Color Play: Replacing Colors

The pixels that make up a digital image each have an "address", a code that defines color, brightness and shades. When we make images with a digital camera or from film with a scanner we are creating a matrix of pixels that altogether create the illusion of a continuous tone image. These codes are not dyes or even densities, but specific information as to how the computer will interpret the colors and tonal values on the screen. It is only when we make a print that we leave the "digital" world and enter the world of dyes and pigments. Because each pixel has a code, basically a bunch of information that is composed of bits and bytes, we can alter that code to change the "address", or color and tonal look of every pixel. In this lesson we'll use the Replace Color dialog box, found in most versions of Photoshop, or under other names in other programs, to illustrate the point and give you an easy, fun way to play with your pictures.

This digital photo of the ubiquitous iPod poster was made with a Nikon D70 digital SLR. It was cropped to show just the posters, which sat on a billboard on New York's West Side. The repetition of colors gives us a good field in which to play, and the aim here is to swap some colors for others. This technique can also be used with automobiles, to see what color you'd like your ride, and is common practice among catalog photographers, who can photograph one sample and show many colors as options on the page.

The tool we use here is called Replace Colors, found under the Image>Adjust menu.

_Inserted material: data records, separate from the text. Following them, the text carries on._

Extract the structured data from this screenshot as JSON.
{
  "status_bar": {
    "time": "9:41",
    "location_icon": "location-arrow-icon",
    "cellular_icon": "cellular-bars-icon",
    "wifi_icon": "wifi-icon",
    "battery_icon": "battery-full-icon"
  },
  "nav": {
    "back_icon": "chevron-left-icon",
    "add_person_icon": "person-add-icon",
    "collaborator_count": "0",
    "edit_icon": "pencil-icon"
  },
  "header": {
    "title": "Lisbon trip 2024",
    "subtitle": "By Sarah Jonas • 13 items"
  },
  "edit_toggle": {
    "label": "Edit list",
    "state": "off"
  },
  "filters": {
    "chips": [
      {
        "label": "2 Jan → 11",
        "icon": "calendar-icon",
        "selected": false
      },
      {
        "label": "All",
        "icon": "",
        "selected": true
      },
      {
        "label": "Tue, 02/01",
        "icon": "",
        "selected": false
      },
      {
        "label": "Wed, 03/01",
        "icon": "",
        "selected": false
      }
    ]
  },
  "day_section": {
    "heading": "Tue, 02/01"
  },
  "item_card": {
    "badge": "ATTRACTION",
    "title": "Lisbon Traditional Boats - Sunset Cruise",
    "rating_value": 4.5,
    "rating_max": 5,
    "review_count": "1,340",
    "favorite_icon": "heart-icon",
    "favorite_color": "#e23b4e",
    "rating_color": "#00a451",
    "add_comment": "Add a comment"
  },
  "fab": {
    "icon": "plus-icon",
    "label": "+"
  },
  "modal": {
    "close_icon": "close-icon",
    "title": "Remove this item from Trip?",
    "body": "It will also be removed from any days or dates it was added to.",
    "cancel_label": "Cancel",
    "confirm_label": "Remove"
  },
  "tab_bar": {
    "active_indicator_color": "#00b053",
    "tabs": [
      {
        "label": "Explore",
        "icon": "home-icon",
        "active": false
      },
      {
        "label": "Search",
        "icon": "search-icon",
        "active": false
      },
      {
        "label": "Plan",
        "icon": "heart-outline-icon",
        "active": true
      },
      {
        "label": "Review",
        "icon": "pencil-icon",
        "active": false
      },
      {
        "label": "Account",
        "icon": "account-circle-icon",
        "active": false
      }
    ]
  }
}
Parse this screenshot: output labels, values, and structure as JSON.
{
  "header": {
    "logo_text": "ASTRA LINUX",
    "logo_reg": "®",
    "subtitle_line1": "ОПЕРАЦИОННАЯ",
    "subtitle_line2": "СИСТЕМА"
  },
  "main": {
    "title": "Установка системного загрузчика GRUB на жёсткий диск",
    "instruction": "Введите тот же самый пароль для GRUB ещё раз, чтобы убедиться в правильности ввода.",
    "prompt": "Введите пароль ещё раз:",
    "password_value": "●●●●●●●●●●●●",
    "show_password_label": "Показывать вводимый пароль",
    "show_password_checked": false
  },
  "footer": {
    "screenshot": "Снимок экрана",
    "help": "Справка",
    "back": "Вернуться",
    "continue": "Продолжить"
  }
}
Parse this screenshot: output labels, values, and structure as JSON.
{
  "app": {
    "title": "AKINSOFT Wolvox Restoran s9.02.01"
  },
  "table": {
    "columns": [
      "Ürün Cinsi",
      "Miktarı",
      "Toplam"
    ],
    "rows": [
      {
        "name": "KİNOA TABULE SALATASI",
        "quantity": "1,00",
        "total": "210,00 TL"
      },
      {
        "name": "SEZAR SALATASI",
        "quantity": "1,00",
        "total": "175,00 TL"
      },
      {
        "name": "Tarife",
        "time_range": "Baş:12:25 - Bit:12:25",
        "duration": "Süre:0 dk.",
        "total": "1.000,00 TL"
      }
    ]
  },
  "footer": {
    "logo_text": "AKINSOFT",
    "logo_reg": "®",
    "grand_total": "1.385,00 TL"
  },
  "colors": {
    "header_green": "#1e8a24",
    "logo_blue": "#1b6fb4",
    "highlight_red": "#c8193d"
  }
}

When you click on that menu option you get this dialog box.

On the left side of the dialog box are a series of eyedroppers, which are your sampling tools for the color you want to replace. In this shot you can see that I've clicked on the magenta color in one of the posters. Once you do that the program selects all the colors in that range in the image. You can refine or broaden the variation in that hue you want to select by placing with the Fuzziness slider, which in some tools is called Tolerance.

After you have clicked on a color it appears in both the Replace Color dialog box and as the foreground color in the toolbox, shown here. (2.1)

In order to change the color selected you now move the sliders in the Replace Color dialog box. This slider looks very similar to the Hue/Saturation dialog box. You can play to your heart's delight here, altering the hue (basic color), saturation and even lightness and darkness of the selected color. What you are really doing is changing codes that identify the pixel as a certain "address." It's computing for color, if you will. The rapidity with which all this computation takes place is amazing, and you have an incredible number of combinations of hue, saturation and brightness/darkness from which to choose.

Take a look at the Replace Color dialog box here.

We have chosen a yellow color with a certain saturation and lightness just by playing with the dialog box. Once you have found a color you like just click OK and the original color is replaced by your new color.

To finish up I decided to swap out the turquoise with another shade of green. I followed the above procedure and clicked on the turquoise and then replaced it with green using the sliders.

Here's the final image.

As you can see, the possibilities in this technique are nearly limitless. Just keep in mind that when you manipulate an image you are working with codes that can easily be changed. The tools and dialog boxes are simplified code writers, made graphically intuitive to eliminate the need to write code so you can quickly see what you get whenever you alter a pixel address. The example shown here makes some major changes to the pixel's address, but you can use this and other tools to just tweak a color or enhance a specific subject within an entire scene.